As so far described, in the middle output electrodeless lighting-system in accordance with the present invention,, as the magnetic field applying means mounted at an outer circumferential surface of the resonator forms a magnetic field in the resonator, the magnetic field interacts with the electric field formed by microwave energy. Through the interaction, initial lighting of the middle output electrodeless lighting system which employs a bulb having a volume smaller than that of a bulb of a high output electrodeless lighting system by half can be more easily achieved.
Also, if intensity of an electric field transferred into the resonator and of a magnetic field generated by the magnetic field applying means is properly adjusted, the total quantity of light is increased, thereby greatly improving luminous efficiency.
As the present invention may be embodied in several forms without departing from the spirit or essential characteristics thereof, it should also be understood that the above-described embodiments are not limited by any of the details of the foregoing description, unless otherwise specified, but rather should be construed broadly within its spirit and scope as defined in the appended claims, and therefore all changes and modifications that fall within the metes and bounds of the claims, or equivalence of such metes and bounds are therefore intended to be embraced by the appended claims.

Claims

1. An electrodeless lighting system comprising:

a resonator communicating with a waveguide for guiding microwave energy generated at a microwave generator, the resonator passing light, in which an electric field is formed by microwave energy;

a bulb positioned in the resonator, for generating light by microwave energy by the electric field; and

a magnetic field applying means installed around the resonator to improve luminous efficiency of the bulb, for forming a magnetic field around the bulb.

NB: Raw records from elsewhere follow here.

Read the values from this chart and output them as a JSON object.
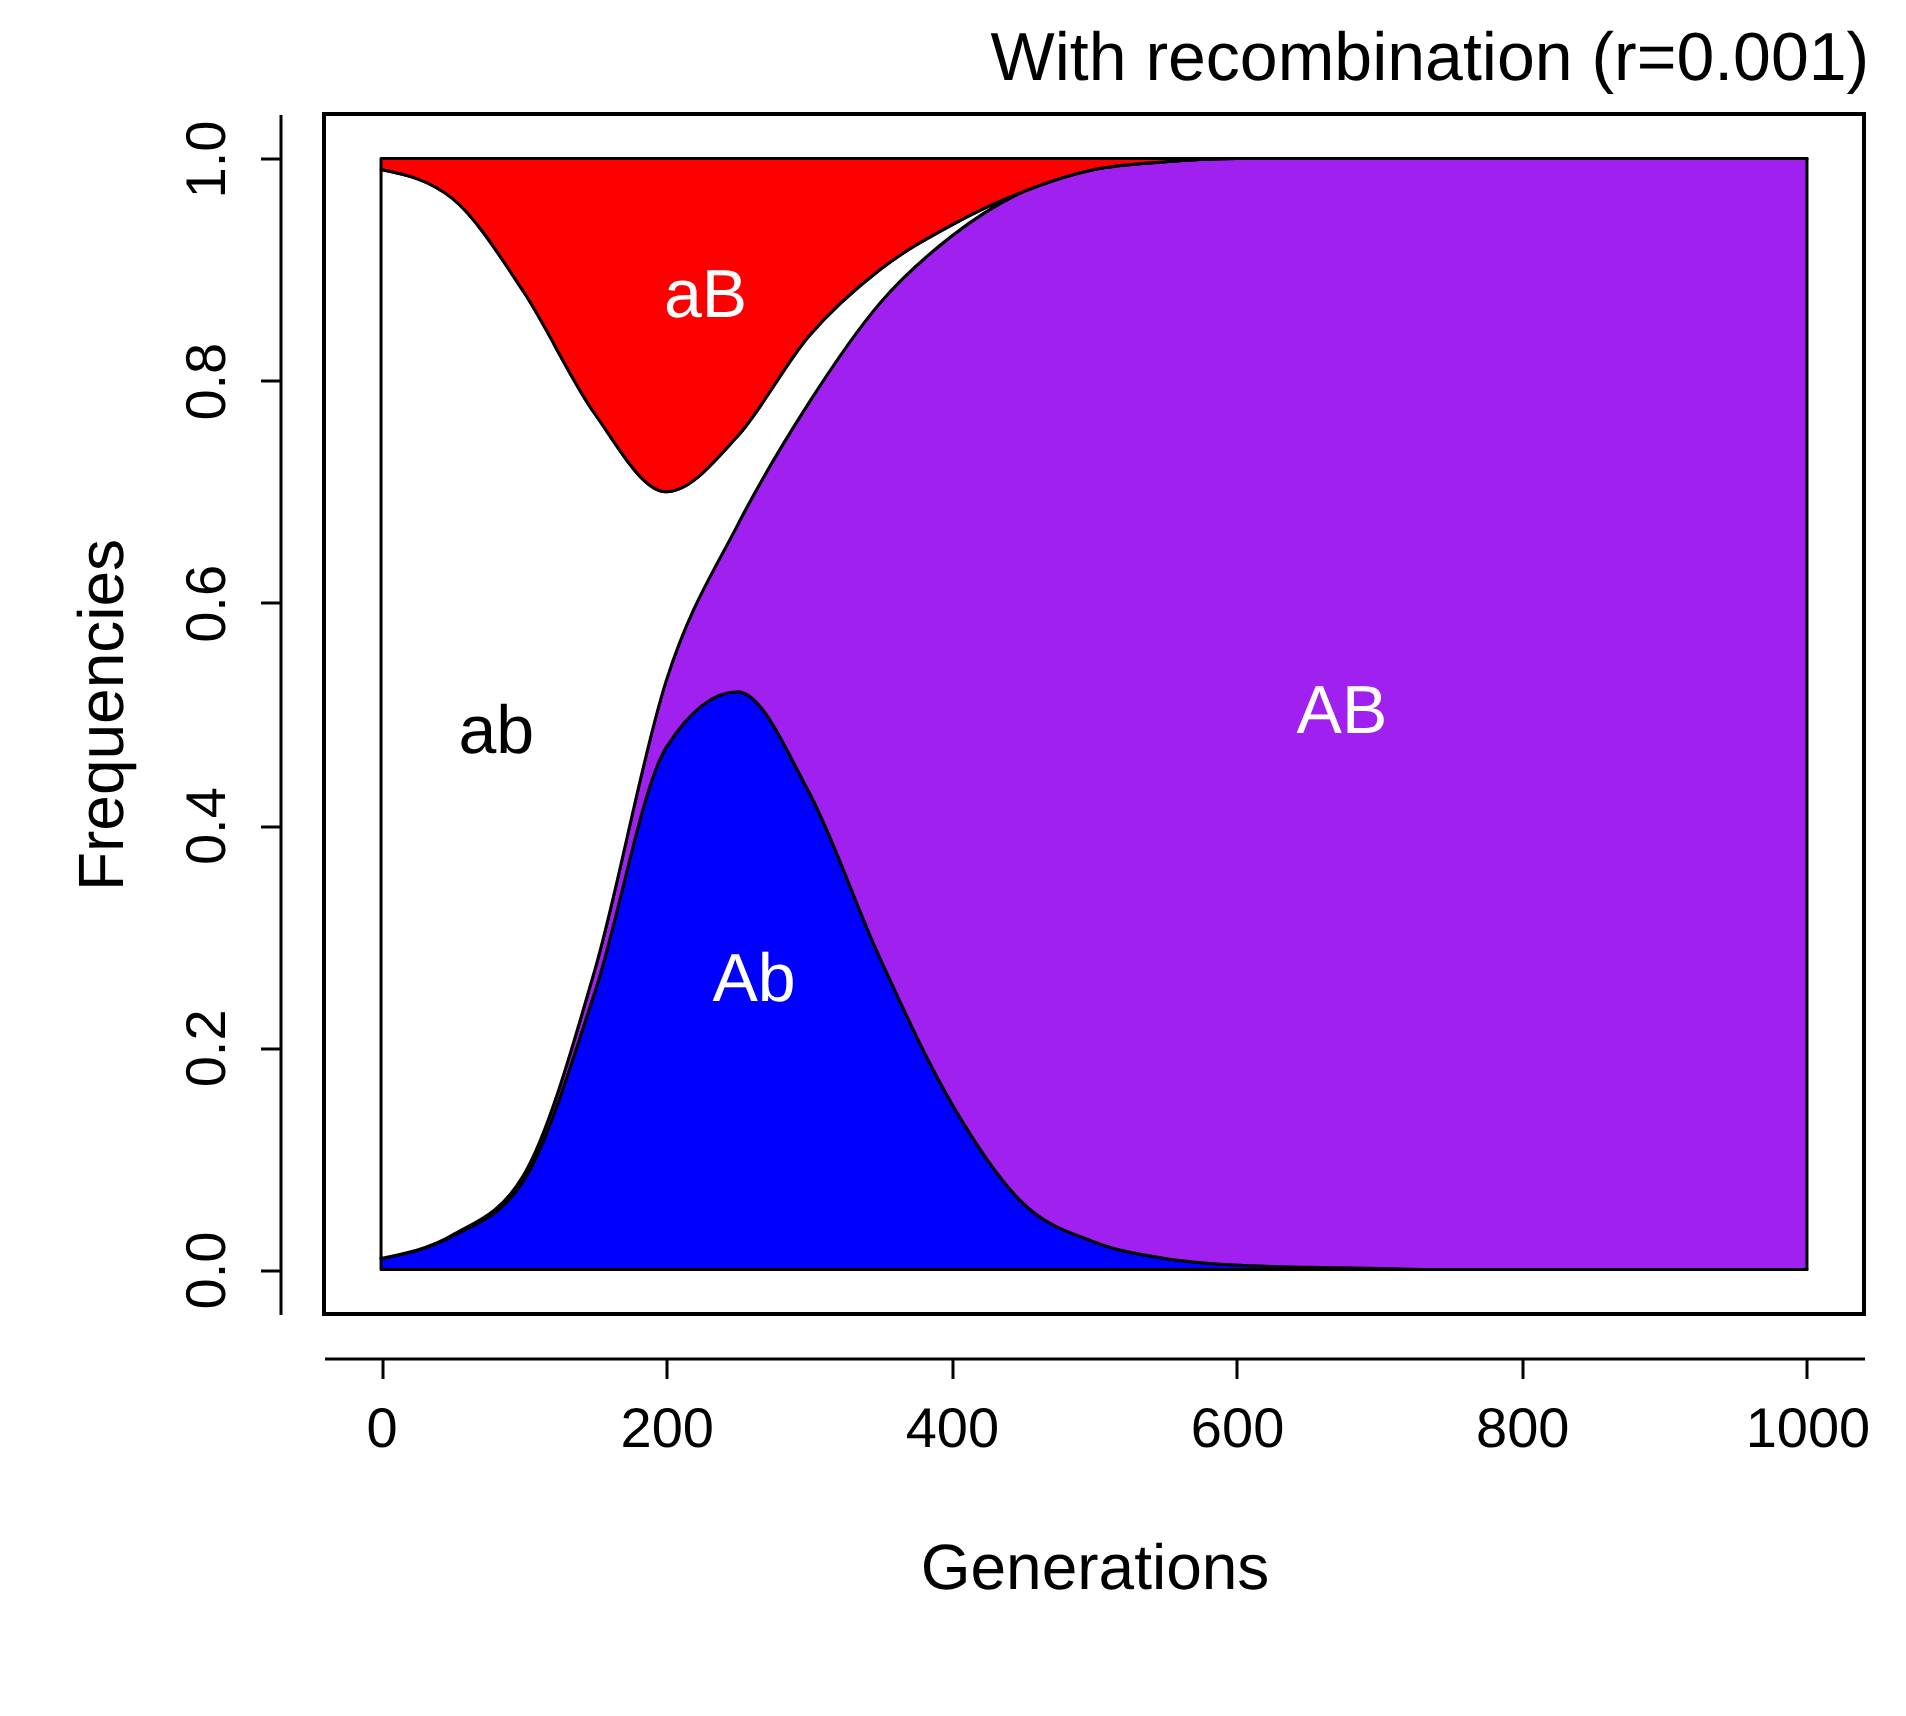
{
  "chart_data": {
    "type": "area",
    "stacked": true,
    "title": "With recombination (r=0.001)",
    "xlabel": "Generations",
    "ylabel": "Frequencies",
    "x": [
      0,
      50,
      100,
      150,
      200,
      250,
      300,
      350,
      400,
      450,
      500,
      550,
      600,
      650,
      700,
      750,
      800,
      850,
      900,
      950,
      1000
    ],
    "series": [
      {
        "name": "Ab",
        "color": "#0000ff",
        "values": [
          0.01,
          0.03,
          0.08,
          0.25,
          0.47,
          0.52,
          0.43,
          0.28,
          0.15,
          0.06,
          0.025,
          0.01,
          0.004,
          0.002,
          0.001,
          0,
          0,
          0,
          0,
          0,
          0
        ]
      },
      {
        "name": "AB",
        "color": "#a020f0",
        "values": [
          0,
          0.001,
          0.005,
          0.02,
          0.06,
          0.15,
          0.35,
          0.59,
          0.78,
          0.91,
          0.965,
          0.987,
          0.996,
          0.998,
          0.999,
          1,
          1,
          1,
          1,
          1,
          1
        ]
      },
      {
        "name": "ab",
        "color": "#ffffff",
        "values": [
          0.98,
          0.933,
          0.795,
          0.5,
          0.17,
          0.08,
          0.06,
          0.03,
          0.01,
          0,
          0,
          0,
          0,
          0,
          0,
          0,
          0,
          0,
          0,
          0,
          0
        ]
      },
      {
        "name": "aB",
        "color": "#ff0000",
        "values": [
          0.01,
          0.036,
          0.12,
          0.23,
          0.3,
          0.25,
          0.16,
          0.1,
          0.06,
          0.03,
          0.01,
          0.003,
          0,
          0,
          0,
          0,
          0,
          0,
          0,
          0,
          0
        ]
      }
    ],
    "xlim": [
      -40,
      1040
    ],
    "ylim": [
      -0.04,
      1.04
    ],
    "xticks": [
      0,
      200,
      400,
      600,
      800,
      1000
    ],
    "yticks": [
      {
        "value": 0,
        "label": "0.0"
      },
      0.2,
      0.4,
      0.6,
      0.8,
      {
        "value": 1,
        "label": "1.0"
      }
    ],
    "grid": false,
    "legend": false
  }
}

2. The lighting system of claim 1, wherein the magnetic field applying means is installed parallel to a direction of an electric field formed in the resonator, so that a magnetic field is formed in direction perpendicular to the direction of the electric field.

3. The lighting system of claim 2, wherein the magnetic field applying means is a coil which is wound around an outer circumferential surface of the resonator, parallel to a direction of the electric field.

4. The lighting system of claim 2, wherein the magnetic field applying means comprises:

a first coil wound around an outer circumferential surface of the resonator; and

a second coil wound around an outer circumferential surface of the resonator and disposed at a certain distance from the first coil, having the bulb therebetween, for forming a magnetic field around the bulb through interaction with the first coil.

5. The lighting system of claim 4, wherein the magnetic field applying means is a Helmholtz coil.

6. The lighting system of claim 4, wherein an AC current is applied to the first coil and the second coil.